It's time for me to be completely honest. I haven't been updating because we've been trying to buy a house. We decided last May that we wanted to get the search on, out lease was up July 31st, and wanted a fast turn around.
First we went to get a mortgage. I didn't want to set our expectations too high, so I wanted a ballpark of what price to look at. I planned to put a set amount down, and we got what quote we should look at. I didn't want to be put in a situation where we found a place, loved it, and told we couldn't afford it.
The first house we looked at was perfect. Good condition, much bigger than we expected, and right in the quote we were given. We made an offer, and the bank came back and told us that we couldn't afford it, set our quote for what we should look for down, and that we had to put three times as much as I had put away. I was furious, on top of that - I wasn't allowed to give Sean money for a down payment (since they wouldn't put me on the loan) because we weren't 'family.'
I'll save my rant about that for later.
The second house we looked at was doable. We didn't love it, but it was just ok. Made another offer, the seller rejected and we dropped it. The third house was unexpected. It was large enough, the right number of bedrooms, only one bathroom (bummer, but oh well), and right in our new price range. Again we made an offer, and the bank told us suddenly, we couldn't afford that either!
I was refered to a mortgage office, rather than a bank, and our offer was expected. It's four bedrooms, a HUD home, some minor repairs, and was told by HUD that there was some lead based paint issues. It would take about 4 weeks to complete.
Work on the house started July 31st. And guess what. We are now on week 11 of work being done on the house, no one will give me information, and our apartment told us that we had to sign a new lease or give a move out notice.
In three days we are moving out, not into the house that we have been busting to get since July, but into Sean's parents house.
I started using the term 'homeless' because technically we are now eligible for habitat for humanity, but I think its better to think of it as 'temporary displacement.' We are moving into a corner of the basement that is about as large as our current bedroom with eight other people in a two bedroom house.
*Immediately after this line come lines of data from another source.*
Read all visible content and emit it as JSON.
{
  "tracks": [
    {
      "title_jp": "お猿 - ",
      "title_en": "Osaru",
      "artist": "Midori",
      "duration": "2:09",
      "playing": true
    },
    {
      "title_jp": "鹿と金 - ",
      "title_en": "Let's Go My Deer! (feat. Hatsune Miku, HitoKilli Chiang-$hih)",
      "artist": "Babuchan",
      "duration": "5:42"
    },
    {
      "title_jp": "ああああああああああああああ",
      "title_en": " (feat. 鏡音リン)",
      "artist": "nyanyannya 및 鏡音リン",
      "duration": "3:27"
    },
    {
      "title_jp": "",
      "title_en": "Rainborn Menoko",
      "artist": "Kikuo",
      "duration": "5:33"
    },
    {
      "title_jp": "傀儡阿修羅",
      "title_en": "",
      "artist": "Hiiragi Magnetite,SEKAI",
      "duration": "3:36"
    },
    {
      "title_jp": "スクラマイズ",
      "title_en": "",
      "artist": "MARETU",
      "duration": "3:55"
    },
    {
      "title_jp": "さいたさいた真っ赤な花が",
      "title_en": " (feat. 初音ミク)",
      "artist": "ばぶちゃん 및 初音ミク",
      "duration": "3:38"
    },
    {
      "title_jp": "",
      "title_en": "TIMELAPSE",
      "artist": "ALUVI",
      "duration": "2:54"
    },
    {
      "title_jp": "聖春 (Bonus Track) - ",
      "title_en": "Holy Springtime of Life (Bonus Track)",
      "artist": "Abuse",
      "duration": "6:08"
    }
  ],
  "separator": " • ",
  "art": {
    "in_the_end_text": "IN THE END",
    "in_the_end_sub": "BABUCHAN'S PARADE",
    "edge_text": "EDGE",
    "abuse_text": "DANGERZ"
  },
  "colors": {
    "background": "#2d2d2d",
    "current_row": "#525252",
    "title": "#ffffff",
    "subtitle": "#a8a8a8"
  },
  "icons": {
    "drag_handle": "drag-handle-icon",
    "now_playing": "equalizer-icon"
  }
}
Coming to terms with this has been really hard for me. I've been pretty independent for the past four years, and have done pretty well for myself. Sure, we're low-income, riding the poverty line, but I'm happy with how I live my life. It's not fancy trips to Disney every year, but we do get treated by my family. I always have a place to stay in California if I want to plan a trip, I always have a place to stay in Virginia, and I always have a place to stay in Indy.
Most importantly I have a place to stay with Z and Sean. I'm going to try and not complain.